Voters in Jefferson County will decide Tuesday whether they favor a permanent tax levy to pay for emergency medical services, the very first time the agency has taken these steps.

The proposed tax levy is 41 cents for every $1,000 of property value.

Currently, the ambulance agency relies on user fees and grants to fund operations, but they say that has to change.

Central Oregon is growing, and with more people, there are more emergencies, fewer volunteers, increased calls, and higher turnover.

That’s why the Jefferson County Emergency Medical Services District thinks it’s time for a tax, so it can improve the quality of service it provides.

“If it’s after 5 p.m., they’re responding from home and you’re having a heart attack, they can take six minutes to get here, and then respond to your call,” EMS Chief Liz Heckathorn explained Thursday.

“As we know, (with) cardiac muscle, time is muscle,” she said. “So we want them there a lot faster than that, but it’s not fiscally possible to do that currently.”

In Jefferson County, the fire district and the emergency medical service now operate as separate entities.
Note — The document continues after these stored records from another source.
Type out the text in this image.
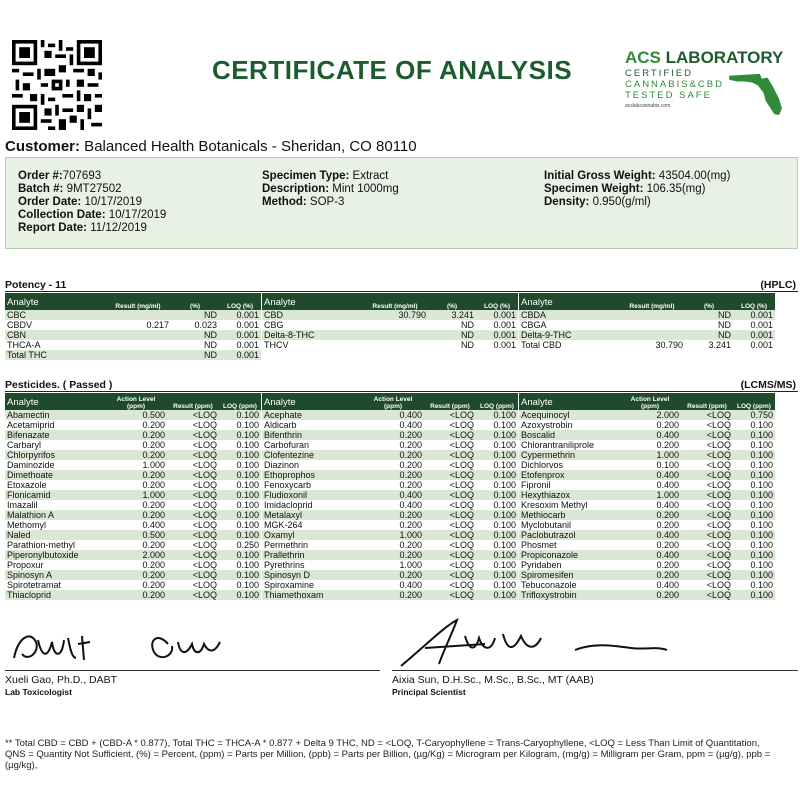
CERTIFICATE OF ANALYSIS	ACS LABORATORY
CERTIFIED
CANNABIS&CBD
TESTED SAFE
acslabcannabis.com
Customer: Balanced Health Botanicals - Sheridan, CO 80110
Order #:707693
Batch #: 9MT27502
Order Date: 10/17/2019
Collection Date: 10/17/2019
Report Date: 11/12/2019
Specimen Type: Extract
Description: Mint 1000mg
Method: SOP-3
Initial Gross Weight: 43504.00(mg)
Specimen Weight: 106.35(mg)
Density: 0.950(g/ml)
Potency - 11	(HPLC)
Analyte	Result (mg/ml)	(%)	LOQ (%)
CBC		ND	0.001
CBDV	0.217	0.023	0.001
CBN		ND	0.001
THCA-A		ND	0.001
Total THC		ND	0.001
Analyte	Result (mg/ml)	(%)	LOQ (%)
CBD	30.790	3.241	0.001
CBG		ND	0.001
Delta-8-THC		ND	0.001
THCV		ND	0.001
Analyte	Result (mg/ml)	(%)	LOQ (%)
CBDA		ND	0.001
CBGA		ND	0.001
Delta-9-THC		ND	0.001
Total CBD	30.790	3.241	0.001
Pesticides. ( Passed )	(LCMS/MS)
Analyte	Action Level (ppm)	Result (ppm)	LOQ (ppm)
Abamectin	0.500	<LOQ	0.100
Acetamiprid	0.200	<LOQ	0.100
Bifenazate	0.200	<LOQ	0.100
Carbaryl	0.200	<LOQ	0.100
Chlorpyrifos	0.200	<LOQ	0.100
Daminozide	1.000	<LOQ	0.100
Dimethoate	0.200	<LOQ	0.100
Etoxazole	0.200	<LOQ	0.100
Flonicamid	1.000	<LOQ	0.100
Imazalil	0.200	<LOQ	0.100
Malathion A	0.200	<LOQ	0.100
Methomyl	0.400	<LOQ	0.100
Naled	0.500	<LOQ	0.100
Parathion-methyl	0.200	<LOQ	0.250
Piperonylbutoxide	2.000	<LOQ	0.100
Propoxur	0.200	<LOQ	0.100
Spinosyn A	0.200	<LOQ	0.100
Spirotetramat	0.200	<LOQ	0.100
Thiacloprid	0.200	<LOQ	0.100
Analyte	Action Level (ppm)	Result (ppm)	LOQ (ppm)
Acephate	0.400	<LOQ	0.100
Aldicarb	0.400	<LOQ	0.100
Bifenthrin	0.200	<LOQ	0.100
Carbofuran	0.200	<LOQ	0.100
Clofentezine	0.200	<LOQ	0.100
Diazinon	0.200	<LOQ	0.100
Ethoprophos	0.200	<LOQ	0.100
Fenoxycarb	0.200	<LOQ	0.100
Fludioxonil	0.400	<LOQ	0.100
Imidacloprid	0.400	<LOQ	0.100
Metalaxyl	0.200	<LOQ	0.100
MGK-264	0.200	<LOQ	0.100
Oxamyl	1.000	<LOQ	0.100
Permethrin	0.200	<LOQ	0.100
Prallethrin	0.200	<LOQ	0.100
Pyrethrins	1.000	<LOQ	0.100
Spinosyn D	0.200	<LOQ	0.100
Spiroxamine	0.400	<LOQ	0.100
Thiamethoxam	0.200	<LOQ	0.100
Analyte	Action Level (ppm)	Result (ppm)	LOQ (ppm)
Acequinocyl	2.000	<LOQ	0.750
Azoxystrobin	0.200	<LOQ	0.100
Boscalid	0.400	<LOQ	0.100
Chlorantraniliprole	0.200	<LOQ	0.100
Cypermethrin	1.000	<LOQ	0.100
Dichlorvos	0.100	<LOQ	0.100
Etofenprox	0.400	<LOQ	0.100
Fipronil	0.400	<LOQ	0.100
Hexythiazox	1.000	<LOQ	0.100
Kresoxim Methyl	0.400	<LOQ	0.100
Methiocarb	0.200	<LOQ	0.100
Myclobutanil	0.200	<LOQ	0.100
Paclobutrazol	0.400	<LOQ	0.100
Phosmet	0.200	<LOQ	0.100
Propiconazole	0.400	<LOQ	0.100
Pyridaben	0.200	<LOQ	0.100
Spiromesifen	0.200	<LOQ	0.100
Tebuconazole	0.400	<LOQ	0.100
Trifloxystrobin	0.200	<LOQ	0.100
Xueli Gao, Ph.D., DABT
Lab Toxicologist
Aixia Sun, D.H.Sc., M.Sc., B.Sc., MT (AAB)
Principal Scientist
** Total CBD = CBD + (CBD-A * 0.877), Total THC = THCA-A * 0.877 + Delta 9 THC, ND = <LOQ, T-Caryophyllene = Trans-Caryophyllene, <LOQ = Less Than Limit of Quantitation, QNS = Quantity Not Sufficient, (%) = Percent, (ppm) = Parts per Million, (ppb) = Parts per Billion, (µg/Kg) = Microgram per Kilogram, (mg/g) = Milligram per Gram, ppm = (µg/g), ppb = (µg/kg),
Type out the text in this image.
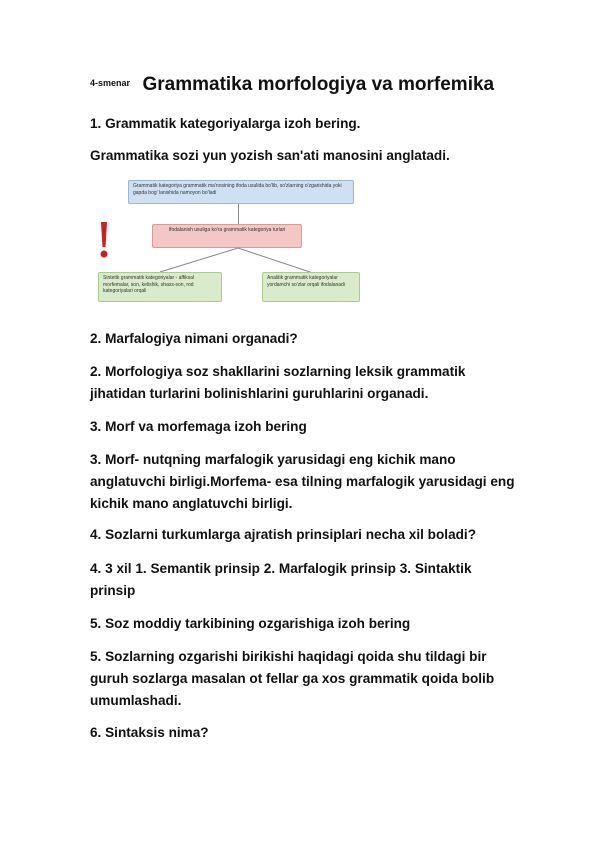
$^{4-smenar}$ Grammatika morfologiya va morfemika

1. Grammatik kategoriyalarga izoh bering.

Grammatika sozi yun yozish san'ati manosini anglatadi.

Grammatik kategoriya grammatik ma'nosining ifoda usulida bo'lib, so'zlarning o'zgarishida yoki gapda bog' lanishida namoyon bo'ladi
Ifodalanish usuliga ko'ra grammatik kategoriya turlari
Sintetik grammatik kategoriyalar - affiksal morfemalar, son, kelishik, shaxs-son, rod kategoriyalari orqali
Analitik grammatik kategoriyalar yordamchi so'zlar orqali ifodalanadi

2. Marfalogiya nimani organadi?

2. Morfologiya soz shakllarini sozlarning leksik grammatik jihatidan turlarini bolinishlarini guruhlarini organadi.

3. Morf va morfemaga izoh bering

3. Morf- nutqning marfalogik yarusidagi eng kichik mano anglatuvchi birligi.Morfema- esa tilning marfalogik yarusidagi eng kichik mano anglatuvchi birligi.

4. Sozlarni turkumlarga ajratish prinsiplari necha xil boladi?

4. 3 xil 1. Semantik prinsip 2. Marfalogik prinsip 3. Sintaktik prinsip

5. Soz moddiy tarkibining ozgarishiga izoh bering

5. Sozlarning ozgarishi birikishi haqidagi qoida shu tildagi bir guruh sozlarga masalan ot fellar ga xos grammatik qoida bolib umumlashadi.

6. Sintaksis nima?
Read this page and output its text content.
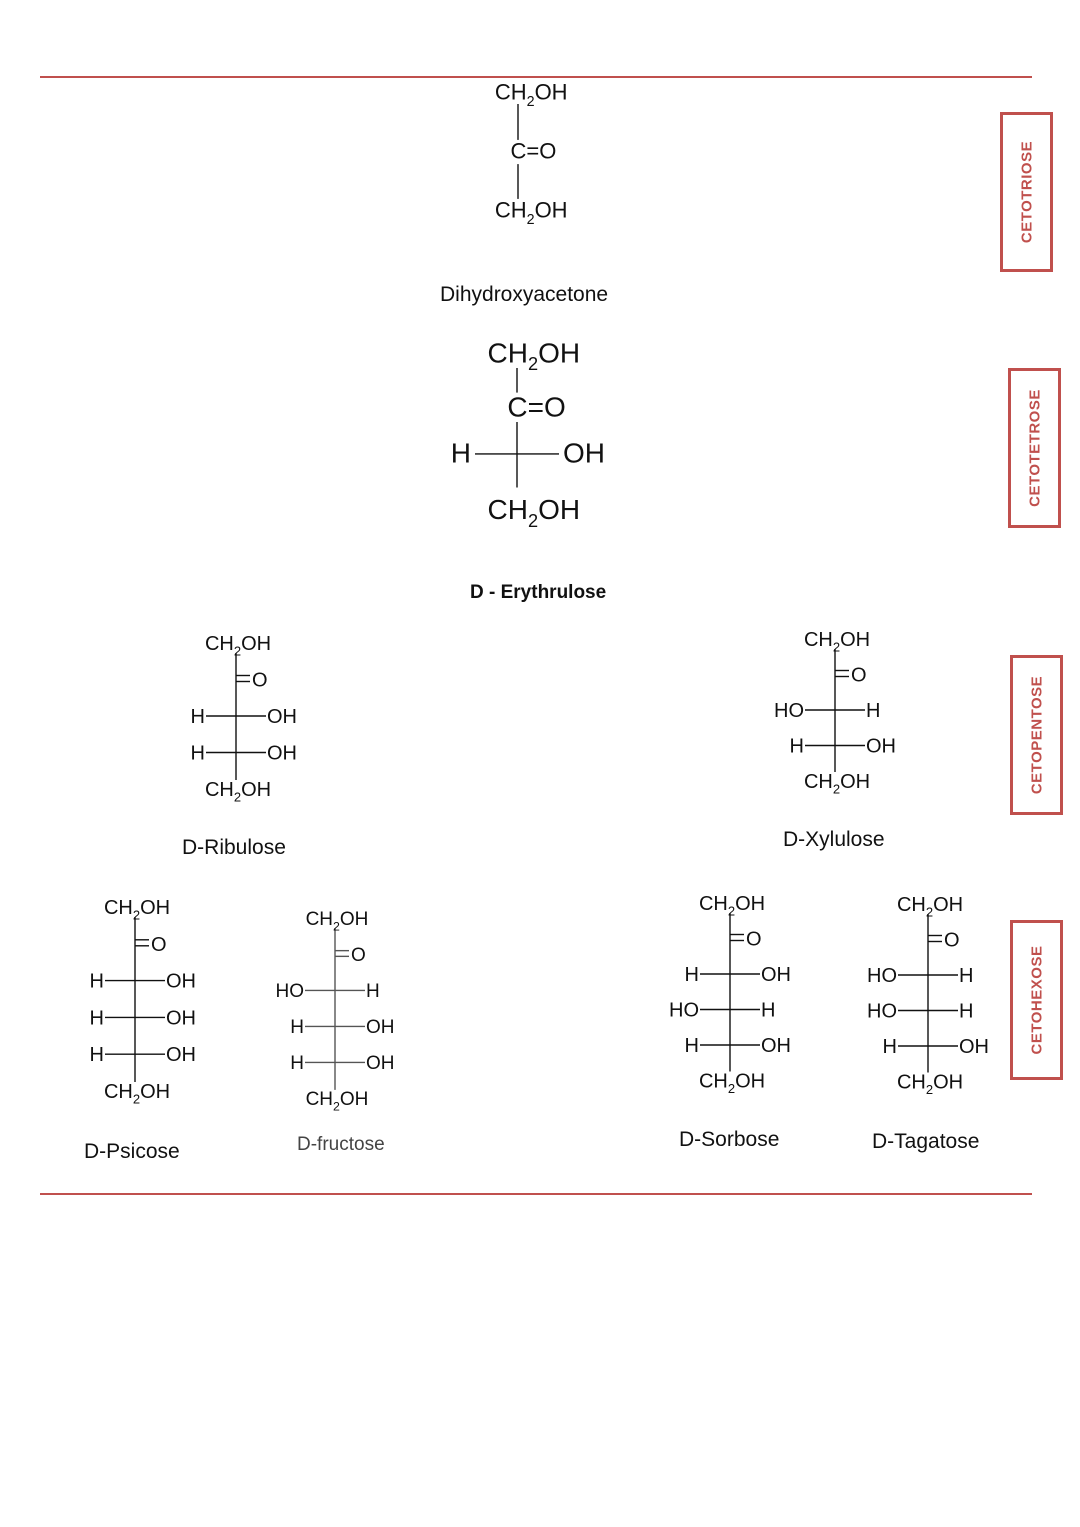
CETOTRIOSE
CETOTETROSE
CETOPENTOSE
CETOHEXOSE
$CH_2OH$
C=O
$CH_2OH$
Dihydroxyacetone
$CH_2OH$
C=O
H	OH
$CH_2OH$
D - Erythrulose
$CH_2OH$
O
H	OH
H	OH
$CH_2OH$
D-Ribulose
$CH_2OH$
O
HO	H
H	OH
$CH_2OH$
D-Xylulose
$CH_2OH$
O
H	OH
H	OH
H	OH
$CH_2OH$
D-Psicose
$CH_2OH$
O
HO	H
H	OH
H	OH
$CH_2OH$
D-fructose
$CH_2OH$
O
H	OH
HO	H
H	OH
$CH_2OH$
D-Sorbose
$CH_2OH$
O
HO	H
HO	H
H	OH
$CH_2OH$
D-Tagatose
That’s one reason some oppose the levy, fearing duplication and preferring the agencies merge instead, explained Rick Allen, a former mayor of Madras.

“To supplement an inefficient, outdated, archaic system that no one else is operating under does not make sense to me,” he said.

“This is the time to bring the parties to the table to come up with a system that we should create, then analyze what the proper funding levels are and then move forward on those requests,” Allen added. “I think it’s the only prudent, sensible way to do this.”

However, Heckathorn believes each agency is uniquely qualified to operate alone.

“Their (the fire district’s) specialty is fighting fires and extracting patients, doing code enforcement, building inspections,” she said. “Our specialty is medicine. So it is actually two separate specialties, working in conjunction together. There’s no duplication of services.”

But Allen said both the fire district and emergency medical services need to broaden their horizons.

“We are served by good people — the paid workers, volunteers, students, and the board of directors are good people,” he said. “Everyone wants to do it right, and I think in their own silos, they think they’re doing it right. But they’re doing it with blinders on, like a racehorse. We need them to all take their blinders off and look at the system as a whole, and no one has been willing to do that.”

If the levy passes, the money would go toward increased training, better equipment, more community programs and competitive wages for employees.